Decisi di mettere fine alla conversazione. Eddie si stava adirando e non volevo avere alcuna parte in nessuna delle sue collere.

— Adesso spengo questo aggeggio. Voglio fare la mia ginnastica.

— Okay. Di’ a Derek di chiamare. No. Ripensandoci, lascia perdere. Lui si ricorda sempre di farlo.

Spensi la radio e feci ginnastica. Dopo di che meditai, tenendo lo sguardo fisso sull’orizzonte orientale. Il cielo laggiù era di un azzurro intenso e limpido con una sfumatura di verde. Più in alto, dove l’azzurro si schiariva e si faceva un po’ più verde, brillava un punto luminoso. Un pianeta. Mi concentrai sulla respirazione. Dentro. Fuori. So. Hum.
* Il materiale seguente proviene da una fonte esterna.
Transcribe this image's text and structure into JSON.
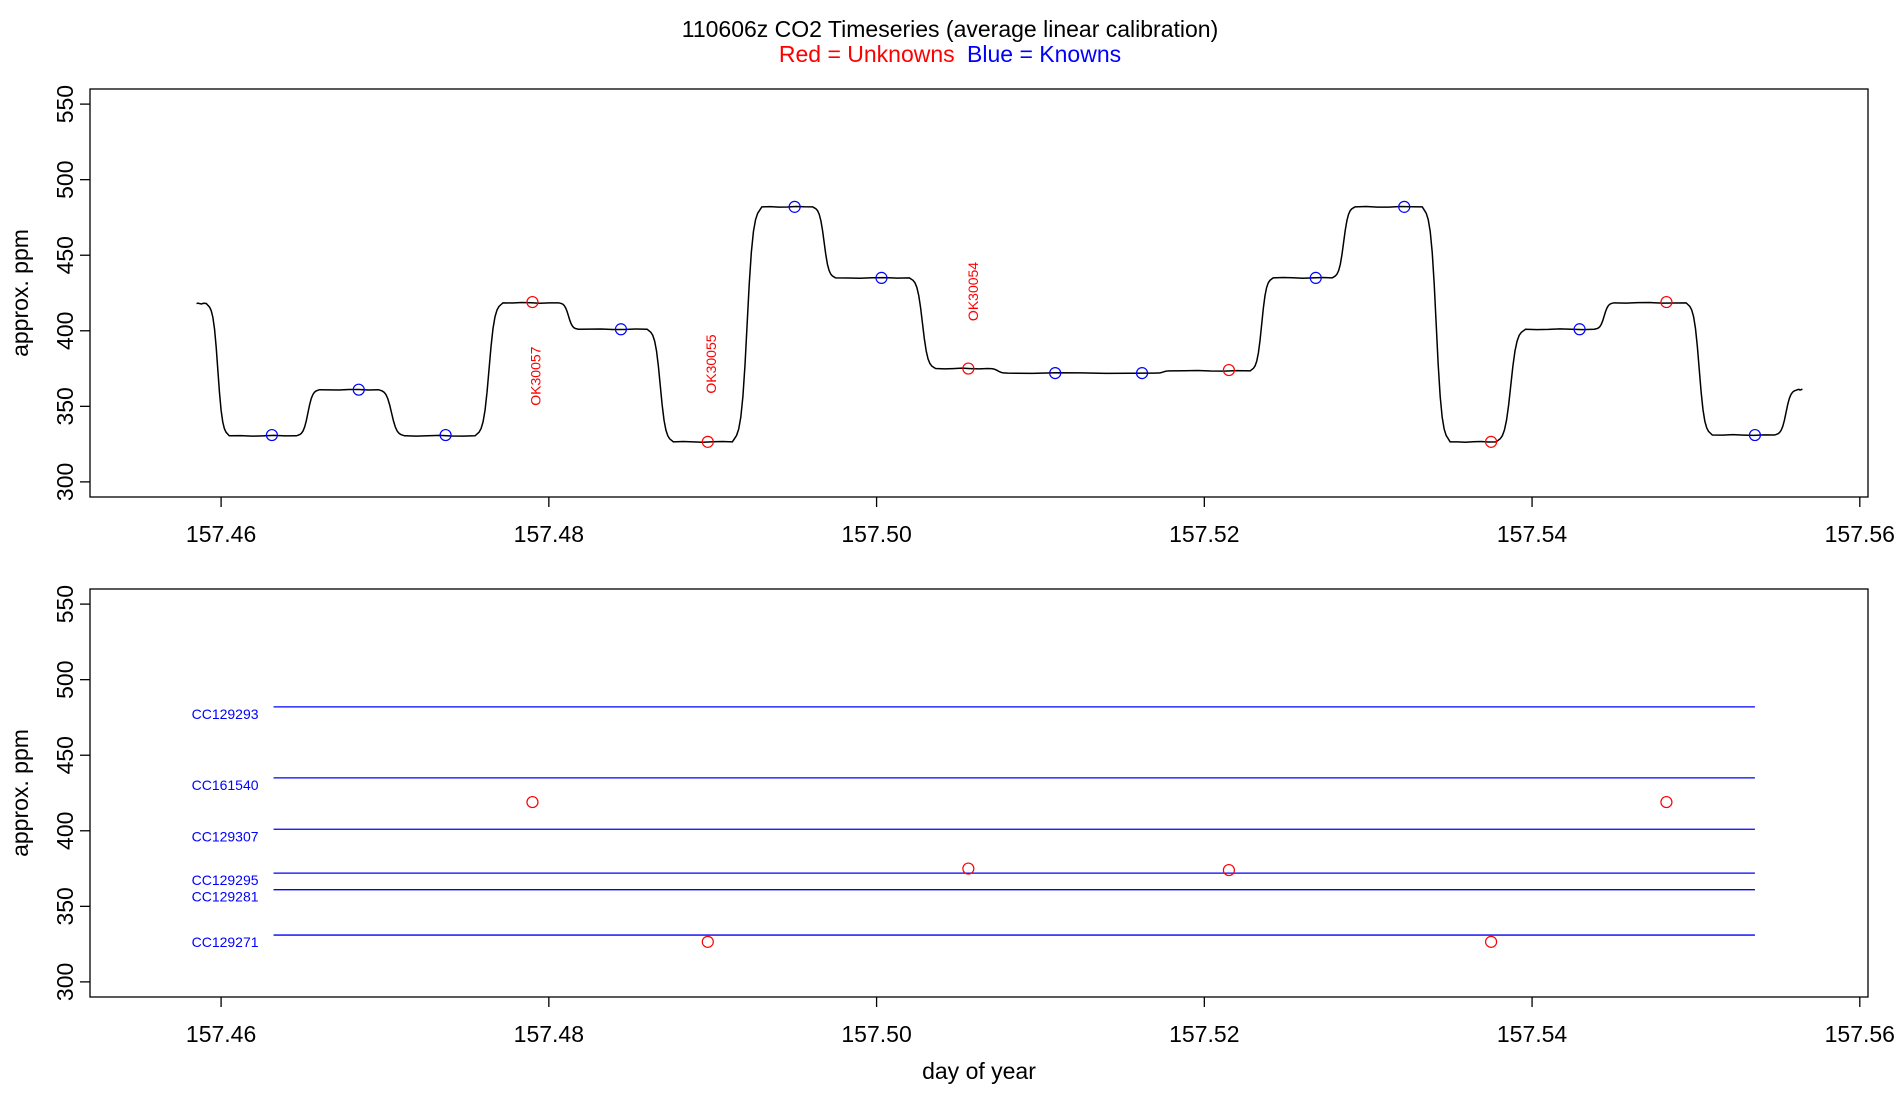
{
  "title": {
    "main": "110606z    CO2 Timeseries (average linear calibration)",
    "legend_red": "Red = Unknowns",
    "legend_blue": "Blue = Knowns"
  },
  "colors": {
    "unknowns": "#ff0000",
    "knowns": "#0000ff",
    "trace": "#000000"
  },
  "chart_data": [
    {
      "type": "line",
      "panel": "top",
      "xlabel": "",
      "ylabel": "approx. ppm",
      "xlim": [
        157.452,
        157.5605
      ],
      "ylim": [
        290,
        560
      ],
      "xticks": [
        {
          "v": 157.46,
          "label": "157.46"
        },
        {
          "v": 157.48,
          "label": "157.48"
        },
        {
          "v": 157.5,
          "label": "157.50"
        },
        {
          "v": 157.52,
          "label": "157.52"
        },
        {
          "v": 157.54,
          "label": "157.54"
        },
        {
          "v": 157.56,
          "label": "157.56"
        }
      ],
      "yticks": [
        {
          "v": 300,
          "label": "300"
        },
        {
          "v": 350,
          "label": "350"
        },
        {
          "v": 400,
          "label": "400"
        },
        {
          "v": 450,
          "label": "450"
        },
        {
          "v": 500,
          "label": "500"
        },
        {
          "v": 550,
          "label": "550"
        }
      ],
      "trace_levels": [
        {
          "start": 157.4585,
          "end": 157.4591,
          "y": 418
        },
        {
          "start": 157.4605,
          "end": 157.4646,
          "y": 330.5
        },
        {
          "start": 157.466,
          "end": 157.4696,
          "y": 361
        },
        {
          "start": 157.4712,
          "end": 157.4755,
          "y": 330.5
        },
        {
          "start": 157.4772,
          "end": 157.4806,
          "y": 418.5
        },
        {
          "start": 157.4818,
          "end": 157.486,
          "y": 401
        },
        {
          "start": 157.4876,
          "end": 157.4912,
          "y": 326.5
        },
        {
          "start": 157.493,
          "end": 157.4961,
          "y": 482
        },
        {
          "start": 157.4975,
          "end": 157.502,
          "y": 435
        },
        {
          "start": 157.5036,
          "end": 157.5068,
          "y": 375
        },
        {
          "start": 157.508,
          "end": 157.517,
          "y": 372
        },
        {
          "start": 157.518,
          "end": 157.5228,
          "y": 373.5
        },
        {
          "start": 157.5242,
          "end": 157.5278,
          "y": 435
        },
        {
          "start": 157.5292,
          "end": 157.5333,
          "y": 482
        },
        {
          "start": 157.535,
          "end": 157.5378,
          "y": 326.5
        },
        {
          "start": 157.5396,
          "end": 157.5438,
          "y": 401
        },
        {
          "start": 157.545,
          "end": 157.5494,
          "y": 418.5
        },
        {
          "start": 157.551,
          "end": 157.5548,
          "y": 331
        },
        {
          "start": 157.5562,
          "end": 157.5565,
          "y": 361
        }
      ],
      "points": [
        {
          "x": 157.4631,
          "y": 331,
          "kind": "known"
        },
        {
          "x": 157.4684,
          "y": 361,
          "kind": "known"
        },
        {
          "x": 157.4737,
          "y": 331,
          "kind": "known"
        },
        {
          "x": 157.479,
          "y": 419,
          "kind": "unknown"
        },
        {
          "x": 157.4844,
          "y": 401,
          "kind": "known"
        },
        {
          "x": 157.4897,
          "y": 326.5,
          "kind": "unknown"
        },
        {
          "x": 157.495,
          "y": 482,
          "kind": "known"
        },
        {
          "x": 157.5003,
          "y": 435,
          "kind": "known"
        },
        {
          "x": 157.5056,
          "y": 375,
          "kind": "unknown"
        },
        {
          "x": 157.5109,
          "y": 372,
          "kind": "known"
        },
        {
          "x": 157.5162,
          "y": 372,
          "kind": "known"
        },
        {
          "x": 157.5215,
          "y": 374,
          "kind": "unknown"
        },
        {
          "x": 157.5268,
          "y": 435,
          "kind": "known"
        },
        {
          "x": 157.5322,
          "y": 482,
          "kind": "known"
        },
        {
          "x": 157.5375,
          "y": 326.5,
          "kind": "unknown"
        },
        {
          "x": 157.5429,
          "y": 401,
          "kind": "known"
        },
        {
          "x": 157.5482,
          "y": 419,
          "kind": "unknown"
        },
        {
          "x": 157.5536,
          "y": 331,
          "kind": "known"
        }
      ],
      "annotations": [
        {
          "text": "OK30057",
          "x": 157.4795,
          "y": 370
        },
        {
          "text": "OK30055",
          "x": 157.4902,
          "y": 378
        },
        {
          "text": "OK30054",
          "x": 157.5062,
          "y": 426
        }
      ]
    },
    {
      "type": "scatter",
      "panel": "bottom",
      "xlabel": "day of year",
      "ylabel": "approx. ppm",
      "xlim": [
        157.452,
        157.5605
      ],
      "ylim": [
        290,
        560
      ],
      "xticks": [
        {
          "v": 157.46,
          "label": "157.46"
        },
        {
          "v": 157.48,
          "label": "157.48"
        },
        {
          "v": 157.5,
          "label": "157.50"
        },
        {
          "v": 157.52,
          "label": "157.52"
        },
        {
          "v": 157.54,
          "label": "157.54"
        },
        {
          "v": 157.56,
          "label": "157.56"
        }
      ],
      "yticks": [
        {
          "v": 300,
          "label": "300"
        },
        {
          "v": 350,
          "label": "350"
        },
        {
          "v": 400,
          "label": "400"
        },
        {
          "v": 450,
          "label": "450"
        },
        {
          "v": 500,
          "label": "500"
        },
        {
          "v": 550,
          "label": "550"
        }
      ],
      "reference_lines": [
        {
          "name": "CC129293",
          "y": 482,
          "x_start": 157.4632,
          "x_end": 157.5536
        },
        {
          "name": "CC161540",
          "y": 435,
          "x_start": 157.4632,
          "x_end": 157.5536
        },
        {
          "name": "CC129307",
          "y": 401,
          "x_start": 157.4632,
          "x_end": 157.5536
        },
        {
          "name": "CC129295",
          "y": 372,
          "x_start": 157.4632,
          "x_end": 157.5536
        },
        {
          "name": "CC129281",
          "y": 361,
          "x_start": 157.4632,
          "x_end": 157.5536
        },
        {
          "name": "CC129271",
          "y": 331,
          "x_start": 157.4632,
          "x_end": 157.5536
        }
      ],
      "points": [
        {
          "x": 157.479,
          "y": 419,
          "kind": "unknown"
        },
        {
          "x": 157.4897,
          "y": 326.5,
          "kind": "unknown"
        },
        {
          "x": 157.5056,
          "y": 375,
          "kind": "unknown"
        },
        {
          "x": 157.5215,
          "y": 374,
          "kind": "unknown"
        },
        {
          "x": 157.5375,
          "y": 326.5,
          "kind": "unknown"
        },
        {
          "x": 157.5482,
          "y": 419,
          "kind": "unknown"
        }
      ]
    }
  ]
}
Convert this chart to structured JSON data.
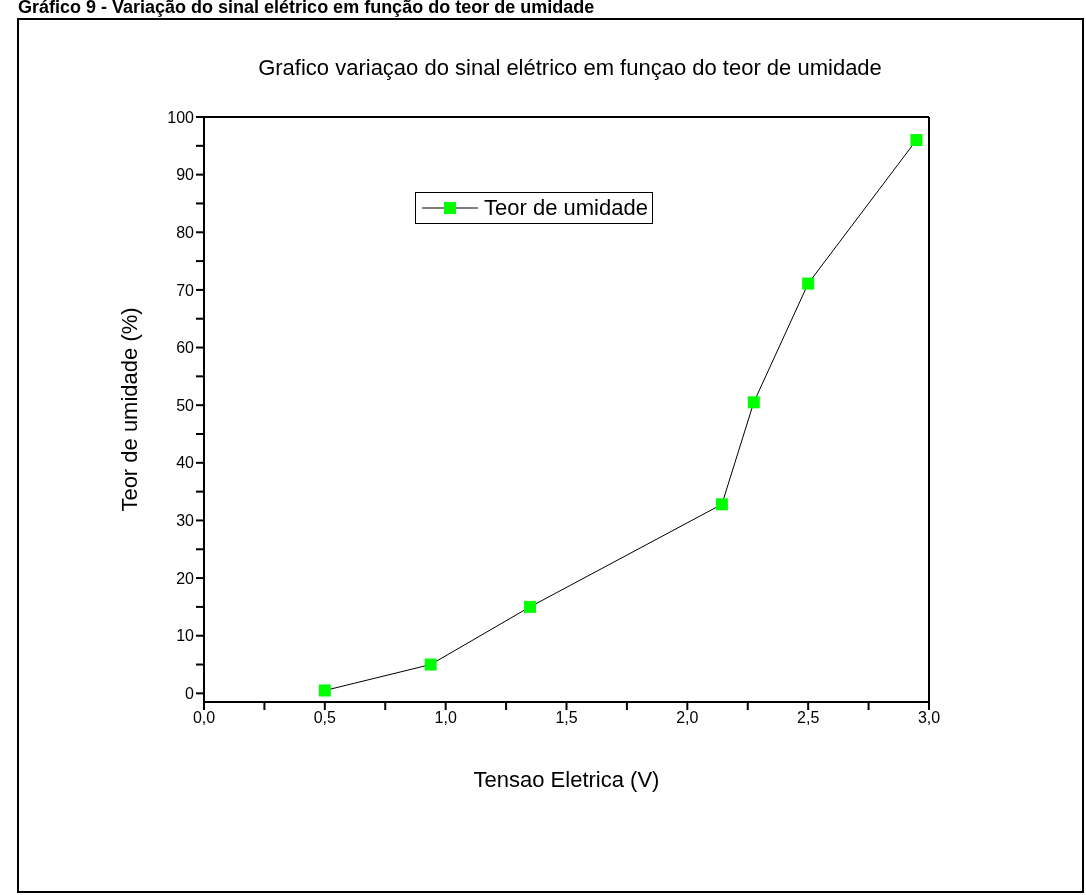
{
  "chart_data": {
    "type": "line",
    "title": "Gráfico 9 - Variação do sinal elétrico em função do teor de umidade",
    "subtitle": "Grafico variaçao do sinal elétrico em funçao do teor de umidade",
    "xlabel": "Tensao Eletrica (V)",
    "ylabel": "Teor de umidade (%)",
    "x": [
      0.5,
      0.938,
      1.349,
      2.143,
      2.275,
      2.5,
      2.948
    ],
    "series": [
      {
        "name": "Teor de umidade",
        "color": "#00ff00",
        "values": [
          0.5,
          5,
          15,
          32.8,
          50.5,
          71.1,
          96
        ]
      }
    ],
    "xlim": [
      0,
      3
    ],
    "ylim": [
      -1.5,
      100
    ],
    "xticks": [
      {
        "value": 0,
        "label": "0,0"
      },
      {
        "value": 0.25,
        "label": null
      },
      {
        "value": 0.5,
        "label": "0,5"
      },
      {
        "value": 0.75,
        "label": null
      },
      {
        "value": 1,
        "label": "1,0"
      },
      {
        "value": 1.25,
        "label": null
      },
      {
        "value": 1.5,
        "label": "1,5"
      },
      {
        "value": 1.75,
        "label": null
      },
      {
        "value": 2,
        "label": "2,0"
      },
      {
        "value": 2.25,
        "label": null
      },
      {
        "value": 2.5,
        "label": "2,5"
      },
      {
        "value": 2.75,
        "label": null
      },
      {
        "value": 3,
        "label": "3,0"
      }
    ],
    "yticks": [
      0,
      {
        "value": 5,
        "label": null
      },
      10,
      {
        "value": 15,
        "label": null
      },
      20,
      {
        "value": 25,
        "label": null
      },
      30,
      {
        "value": 35,
        "label": null
      },
      40,
      {
        "value": 45,
        "label": null
      },
      50,
      {
        "value": 55,
        "label": null
      },
      60,
      {
        "value": 65,
        "label": null
      },
      70,
      {
        "value": 75,
        "label": null
      },
      80,
      {
        "value": 85,
        "label": null
      },
      90,
      {
        "value": 95,
        "label": null
      },
      100
    ],
    "marker": "square",
    "line_style": "solid",
    "legend": "top",
    "grid": false
  }
}
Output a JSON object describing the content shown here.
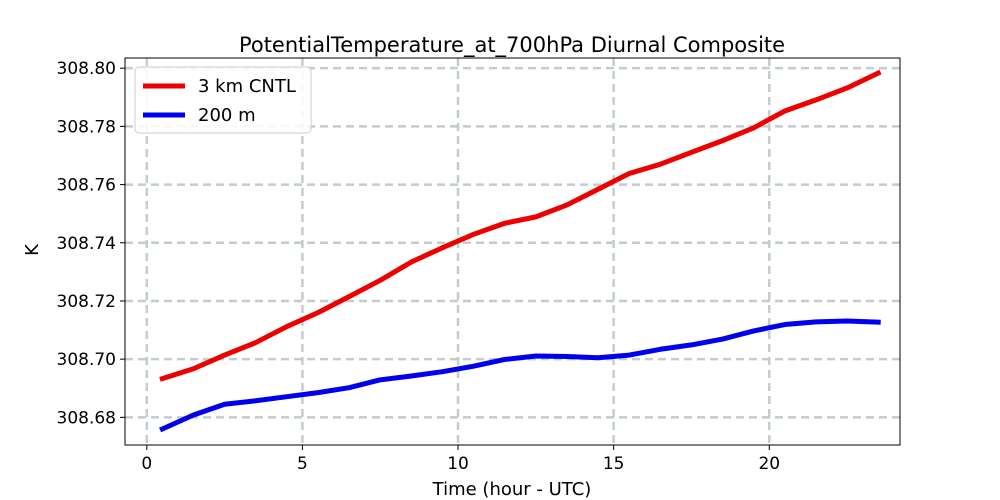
{
  "chart_data": {
    "type": "line",
    "title": "PotentialTemperature_at_700hPa Diurnal Composite",
    "xlabel": "Time (hour - UTC)",
    "ylabel": "K",
    "xlim": [
      -0.7,
      24.2
    ],
    "ylim": [
      308.6705,
      308.8035
    ],
    "xticks": [
      0,
      5,
      10,
      15,
      20
    ],
    "xtick_labels": [
      "0",
      "5",
      "10",
      "15",
      "20"
    ],
    "yticks": [
      308.68,
      308.7,
      308.72,
      308.74,
      308.76,
      308.78,
      308.8
    ],
    "ytick_labels": [
      "308.68",
      "308.70",
      "308.72",
      "308.74",
      "308.76",
      "308.78",
      "308.80"
    ],
    "grid": true,
    "legend_position": "top-left",
    "x": [
      0.5,
      1.5,
      2.5,
      3.5,
      4.5,
      5.5,
      6.5,
      7.5,
      8.5,
      9.5,
      10.5,
      11.5,
      12.5,
      13.5,
      14.5,
      15.5,
      16.5,
      17.5,
      18.5,
      19.5,
      20.5,
      21.5,
      22.5,
      23.5
    ],
    "series": [
      {
        "name": "3 km CNTL",
        "color": "#ee0000",
        "values": [
          308.6933,
          308.6967,
          308.7014,
          308.7057,
          308.7112,
          308.716,
          308.7215,
          308.7271,
          308.7334,
          308.7383,
          308.7429,
          308.7467,
          308.7489,
          308.753,
          308.7584,
          308.7638,
          308.767,
          308.7711,
          308.7751,
          308.7795,
          308.7853,
          308.7891,
          308.7932,
          308.7983
        ]
      },
      {
        "name": "200 m",
        "color": "#0000ee",
        "values": [
          308.676,
          308.6808,
          308.6845,
          308.6857,
          308.6871,
          308.6885,
          308.6902,
          308.6929,
          308.6942,
          308.6957,
          308.6976,
          308.6999,
          308.7011,
          308.7009,
          308.7005,
          308.7014,
          308.7034,
          308.7049,
          308.7069,
          308.7097,
          308.7119,
          308.7128,
          308.7131,
          308.7127
        ]
      }
    ]
  }
}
Alle mie spalle sentii la voce di Derek. — Stai raggiungendo l’unità con l’universo?

Mi contrassi, poi mi guardai attorno. Era fermo a circa un metro di distanza. Mi era arrivato vicino senza fare il minimo rumore. Sorrideva. — Vuoi del peyote? Ne ho portato giù un po’.

— Mi sembrava che avessimo convenuto sull’esclusione di qualunque narcotico sulla superficie di questo pianeta. A meno che, naturalmente, non fossero stati forniti dai nativi.